The use cases that I believe are most immediately valuable are not the most dramatic. They are the mundane but critical: helping a patient understand their blood test results before an appointment; automating prior authorisation so a patient gets the care they need three days sooner; helping a clinician in a rural clinic access evidence that was previously locked behind specialist consultations. These are not the stories of AI replacing doctors. They are stories of AI finally fulfilling a promise that has been made, and broken, many times before.
However, what concerns me is the gap between research environments and real world deployment. The Nature Medicine triage stress test should be required reading for anyone deploying ChatGPT Health at scale. The STANDING Together recommendations on algorithmic bias should inform every decision about training datasets across all three platforms. And the question of who bears legal and moral responsibility when AI generated health guidance contributes to patient harm, a question that is as unresolved today as it was three years ago, must be answered before these platforms reach their full scale.
I am also struck by what is absent from all three launches: a serious, sustained engagement with the healthcare systems of low and middle income countries. The combined health burden of sub Saharan Africa, South Asia, and Latin America dwarfs that of the US market these platforms are primarily designed to serve. If the true ambition of healthcare AI is to democratise access to medical expertise, and all three companies say it is, then the communities that stand to benefit most must be designed for from the beginning, not retrofitted after the fact.

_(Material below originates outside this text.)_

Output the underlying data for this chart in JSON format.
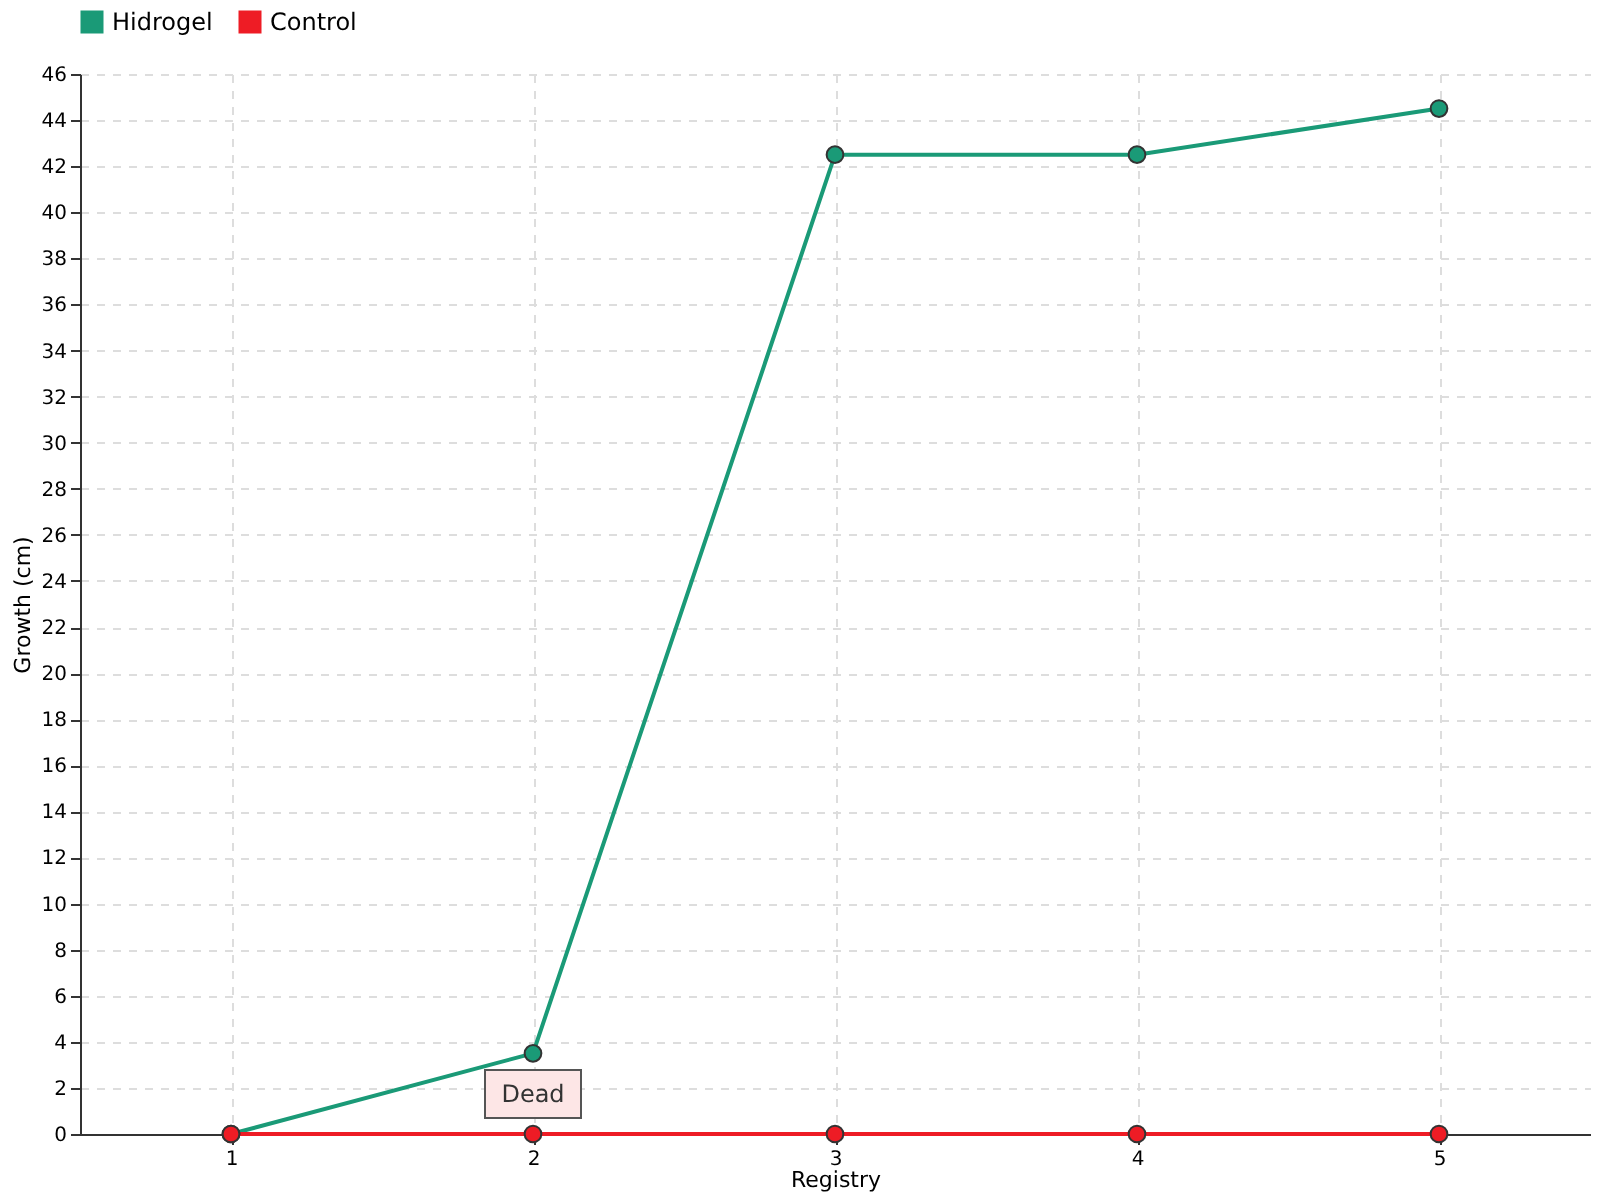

Looking Forward: What 2026 Holds
The arrival of OpenAI, Microsoft, and Anthropic in consumer and enterprise healthcare AI simultaneously creates a competitive dynamic that will accelerate innovation in ways that individual company roadmaps alone never could. We can expect rapid iteration on safety benchmarks, increasingly sophisticated integration with clinical workflows, growing regulatory scrutiny, and, I hope, growing attention to equity and global access.
The question I ultimately return to is not which platform will win. It is whether the platform that wins will make medicine better, not just more efficient, not just more scalable, but genuinely more human. The evidence that AI can match or exceed human performance in specific diagnostic tasks is now compelling. The evidence that AI can replace the covenant of care between healer and patient is, and I believe will remain, absent.
What I hope for, and what I will continue to advocate for, is a future in which OpenAI, Microsoft, Anthropic, and the healthcare systems they serve hold each other to the highest possible standards: of accuracy, of equity, of transparency, and of humility before the extraordinary complexity of human suffering and human healing.
That future is nearer than it has ever been. But it is not yet guaranteed.
Final Thoughts
The arrival of three of the world's most powerful AI companies in healthcare within weeks of one another is a watershed moment. OpenAI brings scale, reach, and consumer trust. Anthropic brings clinical rigour, enterprise infrastructure, and a safety philosophy that is genuinely distinctive. Microsoft brings ecosystem integration, regulatory credibility, and a research ambition, medical superintelligence, that may ultimately reshape medicine more profoundly than any consumer product.
Each platform reflects a different answer to the same question: how should AI enter medicine? The answer, I believe, is not a competition between these three visions, but a conversation, one that must include clinicians, patients, regulators, and the communities most in need of better healthcare. We are, as I have often said, not at the end of this journey. We are at the most consequential beginning.